# Lancome teint idole ultra 24hrs foundation, Shade Recs please



## xandraxelestine (Nov 17, 2014)

so, I decided to purchase the lancome teint idole ultra foundation, but there is no lancome store in my country, so I have to order for it online, but I am a bit confused what shade to order. I use the shade truly topaz in the black opal true stick foundation, Caramel in revlon colorstay, im a NC45 in mac, HC06 in black up cream to powder foundation and bronze 507 in mary kay medium coverage foundation. would really appreciate your recommendations. thanks


----------



## Prettypackages (Nov 19, 2014)

I'm nc 44/45 in MAC and wear 450 in that foundation.  If I remember I'm going to swatch 430, 450, and I think it's 460 for you tonite. Send me a pm if I forget. LOL


----------



## xandraxelestine (Nov 19, 2014)

oh dear, id be very grateful. id be sure to remind you if you forget, LOL


----------



## Prettypackages (Nov 20, 2014)

Ok, I got home late, it's too dark.  Ill do it saturday


----------



## citigirl321 (Nov 22, 2014)

I wear some of the shades you posted and 460W in Lancôme teint idol ultra is a perfect match for me.  Hope this helps.


----------



## Prettypackages (Nov 23, 2014)

here you go in order
  430, 450, and 460.  It never did get very sunny, so if you need more, lemme know.


----------



## xandraxelestine (Nov 24, 2014)

Prettypackages said:


> here you go in order 430, 450, and 460.  It never did get very sunny, so if you need more, lemme know.

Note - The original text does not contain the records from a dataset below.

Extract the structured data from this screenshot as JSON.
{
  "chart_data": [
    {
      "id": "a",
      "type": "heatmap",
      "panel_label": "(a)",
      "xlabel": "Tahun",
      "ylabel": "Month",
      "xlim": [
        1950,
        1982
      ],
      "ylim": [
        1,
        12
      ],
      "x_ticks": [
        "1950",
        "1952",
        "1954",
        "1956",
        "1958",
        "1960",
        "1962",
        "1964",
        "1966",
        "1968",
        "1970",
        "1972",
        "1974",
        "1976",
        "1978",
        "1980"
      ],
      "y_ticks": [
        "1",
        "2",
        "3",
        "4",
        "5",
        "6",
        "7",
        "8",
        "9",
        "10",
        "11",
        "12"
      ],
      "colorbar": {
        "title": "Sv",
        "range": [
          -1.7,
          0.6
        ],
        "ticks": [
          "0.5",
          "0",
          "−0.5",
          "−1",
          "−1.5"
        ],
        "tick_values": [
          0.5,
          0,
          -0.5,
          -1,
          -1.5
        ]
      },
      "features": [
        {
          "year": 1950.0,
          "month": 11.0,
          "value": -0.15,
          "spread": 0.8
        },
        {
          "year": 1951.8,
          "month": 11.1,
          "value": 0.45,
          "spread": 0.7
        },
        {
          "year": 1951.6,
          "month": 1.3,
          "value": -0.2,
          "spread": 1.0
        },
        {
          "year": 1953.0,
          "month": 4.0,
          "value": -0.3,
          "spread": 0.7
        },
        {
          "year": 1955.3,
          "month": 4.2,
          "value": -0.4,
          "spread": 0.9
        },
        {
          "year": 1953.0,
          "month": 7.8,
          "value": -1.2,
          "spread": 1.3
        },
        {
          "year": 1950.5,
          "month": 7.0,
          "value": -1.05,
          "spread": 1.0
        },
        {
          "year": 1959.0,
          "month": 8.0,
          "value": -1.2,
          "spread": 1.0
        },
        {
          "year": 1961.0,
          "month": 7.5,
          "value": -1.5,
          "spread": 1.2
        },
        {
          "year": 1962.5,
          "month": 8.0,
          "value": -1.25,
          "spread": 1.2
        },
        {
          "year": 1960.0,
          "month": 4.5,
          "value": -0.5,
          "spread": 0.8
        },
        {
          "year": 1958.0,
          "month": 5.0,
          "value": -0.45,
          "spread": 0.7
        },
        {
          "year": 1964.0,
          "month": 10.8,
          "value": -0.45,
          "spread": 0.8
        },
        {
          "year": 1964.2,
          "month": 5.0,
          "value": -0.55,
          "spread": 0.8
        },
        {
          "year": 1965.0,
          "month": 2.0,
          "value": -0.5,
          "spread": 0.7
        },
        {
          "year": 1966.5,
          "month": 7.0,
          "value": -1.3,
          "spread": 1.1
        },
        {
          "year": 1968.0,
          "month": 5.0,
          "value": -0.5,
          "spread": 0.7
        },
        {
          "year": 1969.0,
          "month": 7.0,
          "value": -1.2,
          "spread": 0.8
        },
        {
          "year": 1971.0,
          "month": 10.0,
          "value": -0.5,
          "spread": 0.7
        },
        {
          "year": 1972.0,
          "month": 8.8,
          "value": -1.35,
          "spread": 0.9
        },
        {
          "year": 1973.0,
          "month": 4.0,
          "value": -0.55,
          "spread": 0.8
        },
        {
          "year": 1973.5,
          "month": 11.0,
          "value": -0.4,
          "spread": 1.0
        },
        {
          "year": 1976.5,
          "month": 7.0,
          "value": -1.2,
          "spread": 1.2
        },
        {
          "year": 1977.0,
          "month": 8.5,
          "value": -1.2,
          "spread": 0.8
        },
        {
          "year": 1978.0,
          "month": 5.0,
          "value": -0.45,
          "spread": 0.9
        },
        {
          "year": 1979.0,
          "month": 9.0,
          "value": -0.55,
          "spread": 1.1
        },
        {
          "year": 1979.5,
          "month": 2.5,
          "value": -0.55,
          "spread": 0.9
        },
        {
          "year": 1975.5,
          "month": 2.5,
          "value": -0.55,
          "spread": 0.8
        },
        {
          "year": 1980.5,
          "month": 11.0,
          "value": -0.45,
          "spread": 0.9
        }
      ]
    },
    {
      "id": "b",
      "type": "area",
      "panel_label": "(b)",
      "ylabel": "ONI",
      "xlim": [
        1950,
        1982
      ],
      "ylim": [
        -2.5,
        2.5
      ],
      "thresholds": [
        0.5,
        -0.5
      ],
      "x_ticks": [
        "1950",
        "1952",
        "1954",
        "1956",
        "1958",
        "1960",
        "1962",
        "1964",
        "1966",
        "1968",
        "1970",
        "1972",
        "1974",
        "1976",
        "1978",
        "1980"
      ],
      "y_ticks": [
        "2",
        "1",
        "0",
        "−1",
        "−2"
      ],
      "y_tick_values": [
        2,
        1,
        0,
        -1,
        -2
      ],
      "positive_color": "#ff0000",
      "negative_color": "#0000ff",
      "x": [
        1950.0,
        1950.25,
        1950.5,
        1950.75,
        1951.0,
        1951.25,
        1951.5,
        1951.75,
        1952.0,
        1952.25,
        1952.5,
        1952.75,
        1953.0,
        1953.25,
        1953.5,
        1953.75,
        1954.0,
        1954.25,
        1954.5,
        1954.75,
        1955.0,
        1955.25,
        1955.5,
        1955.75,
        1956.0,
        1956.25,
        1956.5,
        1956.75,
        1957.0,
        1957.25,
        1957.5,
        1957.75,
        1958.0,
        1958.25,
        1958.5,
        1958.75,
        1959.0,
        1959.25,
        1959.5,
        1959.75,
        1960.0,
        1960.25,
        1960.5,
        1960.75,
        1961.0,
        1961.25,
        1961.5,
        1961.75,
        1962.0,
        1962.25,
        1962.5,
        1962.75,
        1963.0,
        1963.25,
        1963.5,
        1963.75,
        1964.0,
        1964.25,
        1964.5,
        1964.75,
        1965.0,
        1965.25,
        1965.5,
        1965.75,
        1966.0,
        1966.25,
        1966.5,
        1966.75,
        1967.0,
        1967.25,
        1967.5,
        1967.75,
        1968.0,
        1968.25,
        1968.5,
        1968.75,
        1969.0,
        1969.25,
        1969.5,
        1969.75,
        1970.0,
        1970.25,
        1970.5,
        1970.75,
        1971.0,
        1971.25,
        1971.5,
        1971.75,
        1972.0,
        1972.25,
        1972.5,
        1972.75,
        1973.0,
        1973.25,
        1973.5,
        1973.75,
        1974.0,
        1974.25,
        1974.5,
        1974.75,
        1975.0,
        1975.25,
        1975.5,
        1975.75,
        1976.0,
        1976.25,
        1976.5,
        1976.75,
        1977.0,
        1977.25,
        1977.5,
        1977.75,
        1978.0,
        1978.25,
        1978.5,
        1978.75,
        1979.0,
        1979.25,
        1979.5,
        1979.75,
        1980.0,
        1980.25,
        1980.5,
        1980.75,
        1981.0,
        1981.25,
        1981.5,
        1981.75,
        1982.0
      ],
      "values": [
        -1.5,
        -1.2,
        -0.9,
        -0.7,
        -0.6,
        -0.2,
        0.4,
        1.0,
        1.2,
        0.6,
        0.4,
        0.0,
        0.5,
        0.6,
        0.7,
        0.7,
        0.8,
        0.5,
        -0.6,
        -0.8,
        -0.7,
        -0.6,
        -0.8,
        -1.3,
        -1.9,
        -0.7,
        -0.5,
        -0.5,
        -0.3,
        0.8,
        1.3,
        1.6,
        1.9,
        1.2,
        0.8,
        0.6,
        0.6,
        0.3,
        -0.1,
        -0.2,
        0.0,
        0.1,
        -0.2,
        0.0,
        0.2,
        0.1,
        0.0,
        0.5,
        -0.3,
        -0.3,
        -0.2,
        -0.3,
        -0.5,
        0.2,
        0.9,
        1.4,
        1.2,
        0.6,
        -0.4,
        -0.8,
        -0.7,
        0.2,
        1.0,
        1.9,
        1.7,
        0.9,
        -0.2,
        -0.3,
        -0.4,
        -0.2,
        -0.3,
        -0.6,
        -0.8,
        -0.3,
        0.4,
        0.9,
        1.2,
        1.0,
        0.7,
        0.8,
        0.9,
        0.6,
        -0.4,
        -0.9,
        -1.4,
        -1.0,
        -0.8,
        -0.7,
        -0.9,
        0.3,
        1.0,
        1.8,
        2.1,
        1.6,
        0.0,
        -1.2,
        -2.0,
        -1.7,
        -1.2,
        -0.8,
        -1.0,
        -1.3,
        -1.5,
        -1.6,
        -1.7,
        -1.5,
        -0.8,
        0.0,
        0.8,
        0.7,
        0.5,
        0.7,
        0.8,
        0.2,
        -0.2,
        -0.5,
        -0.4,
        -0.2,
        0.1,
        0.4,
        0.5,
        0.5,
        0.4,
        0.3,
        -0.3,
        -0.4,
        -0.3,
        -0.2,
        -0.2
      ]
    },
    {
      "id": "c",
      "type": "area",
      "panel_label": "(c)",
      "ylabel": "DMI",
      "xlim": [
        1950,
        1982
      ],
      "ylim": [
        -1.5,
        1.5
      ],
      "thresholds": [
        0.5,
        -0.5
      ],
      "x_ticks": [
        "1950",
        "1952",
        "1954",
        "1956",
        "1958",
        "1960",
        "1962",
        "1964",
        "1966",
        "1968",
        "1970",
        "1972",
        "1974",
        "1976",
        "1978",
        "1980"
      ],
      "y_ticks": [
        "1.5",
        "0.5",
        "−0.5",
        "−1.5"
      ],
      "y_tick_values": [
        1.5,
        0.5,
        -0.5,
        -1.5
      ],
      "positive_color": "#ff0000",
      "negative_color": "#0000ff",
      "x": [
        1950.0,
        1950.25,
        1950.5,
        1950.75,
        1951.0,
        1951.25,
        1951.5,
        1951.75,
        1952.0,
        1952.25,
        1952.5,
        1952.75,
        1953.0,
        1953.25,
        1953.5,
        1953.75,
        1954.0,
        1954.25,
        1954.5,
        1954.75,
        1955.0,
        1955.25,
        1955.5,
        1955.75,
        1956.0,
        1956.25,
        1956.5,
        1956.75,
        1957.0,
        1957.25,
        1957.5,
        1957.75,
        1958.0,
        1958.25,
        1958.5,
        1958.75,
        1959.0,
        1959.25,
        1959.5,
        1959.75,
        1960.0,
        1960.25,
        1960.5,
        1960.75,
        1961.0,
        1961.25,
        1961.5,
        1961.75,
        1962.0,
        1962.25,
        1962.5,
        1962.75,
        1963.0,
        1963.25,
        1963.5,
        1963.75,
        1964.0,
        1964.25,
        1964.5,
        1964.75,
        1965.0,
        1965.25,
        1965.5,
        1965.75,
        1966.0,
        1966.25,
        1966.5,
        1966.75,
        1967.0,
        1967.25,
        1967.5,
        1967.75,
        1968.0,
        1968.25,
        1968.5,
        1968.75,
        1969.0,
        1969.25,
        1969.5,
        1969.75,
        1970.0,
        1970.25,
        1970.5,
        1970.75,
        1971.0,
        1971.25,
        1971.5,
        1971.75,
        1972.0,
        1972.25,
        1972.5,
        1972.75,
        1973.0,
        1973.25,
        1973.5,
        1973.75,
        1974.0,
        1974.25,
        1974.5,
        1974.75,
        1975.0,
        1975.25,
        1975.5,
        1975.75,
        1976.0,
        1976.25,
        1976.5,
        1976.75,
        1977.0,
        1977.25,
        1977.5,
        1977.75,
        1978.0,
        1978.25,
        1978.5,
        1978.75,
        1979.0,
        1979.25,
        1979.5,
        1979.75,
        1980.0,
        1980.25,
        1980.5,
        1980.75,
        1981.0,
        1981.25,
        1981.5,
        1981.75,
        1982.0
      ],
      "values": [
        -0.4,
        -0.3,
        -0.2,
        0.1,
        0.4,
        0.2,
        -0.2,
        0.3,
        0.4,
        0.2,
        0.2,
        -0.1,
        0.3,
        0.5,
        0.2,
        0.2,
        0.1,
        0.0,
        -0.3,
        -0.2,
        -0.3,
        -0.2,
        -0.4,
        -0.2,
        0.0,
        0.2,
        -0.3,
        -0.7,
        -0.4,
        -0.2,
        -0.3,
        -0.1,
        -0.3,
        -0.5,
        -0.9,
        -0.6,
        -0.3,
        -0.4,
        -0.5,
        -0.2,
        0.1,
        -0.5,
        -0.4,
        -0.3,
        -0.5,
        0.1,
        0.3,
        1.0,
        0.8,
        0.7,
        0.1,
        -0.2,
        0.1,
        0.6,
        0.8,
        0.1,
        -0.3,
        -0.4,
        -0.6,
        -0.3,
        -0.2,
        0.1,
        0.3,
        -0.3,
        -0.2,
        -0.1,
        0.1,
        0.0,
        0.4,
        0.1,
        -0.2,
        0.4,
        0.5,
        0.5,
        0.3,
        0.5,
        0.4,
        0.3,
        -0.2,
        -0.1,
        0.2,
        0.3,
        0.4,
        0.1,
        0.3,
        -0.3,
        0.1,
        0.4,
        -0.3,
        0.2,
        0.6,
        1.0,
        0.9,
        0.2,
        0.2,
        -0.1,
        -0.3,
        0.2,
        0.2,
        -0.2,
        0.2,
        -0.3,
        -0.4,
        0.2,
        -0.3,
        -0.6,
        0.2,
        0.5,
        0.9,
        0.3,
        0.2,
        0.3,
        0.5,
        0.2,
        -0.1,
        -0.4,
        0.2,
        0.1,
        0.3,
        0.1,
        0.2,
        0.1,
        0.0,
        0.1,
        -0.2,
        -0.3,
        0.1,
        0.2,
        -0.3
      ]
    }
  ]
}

  thank you so much hun, please could you snap more pictures for me? it is a little dark. like citigirl321 said, I might actually be in the shade 460 as 450 looks bright but u never know.


----------



## jepooh05 (Nov 25, 2014)

I'm also Revlon Colorstay Caramel, Truly Topaz in Black Opal.   I find that at this time of year, late fall thru winter Lancôme 460 is best match for me


----------



## Prettypackages (Nov 25, 2014)

xandraxelestine said:


> thank you so much hun, please could you snap more pictures for me? it is a little dark. like citigirl321 said, I might actually be in the shade 460 as 450 looks bright but u never know.


  I was going to do it yesterday but it was snowing.  I will soon as I get some decent light. .


----------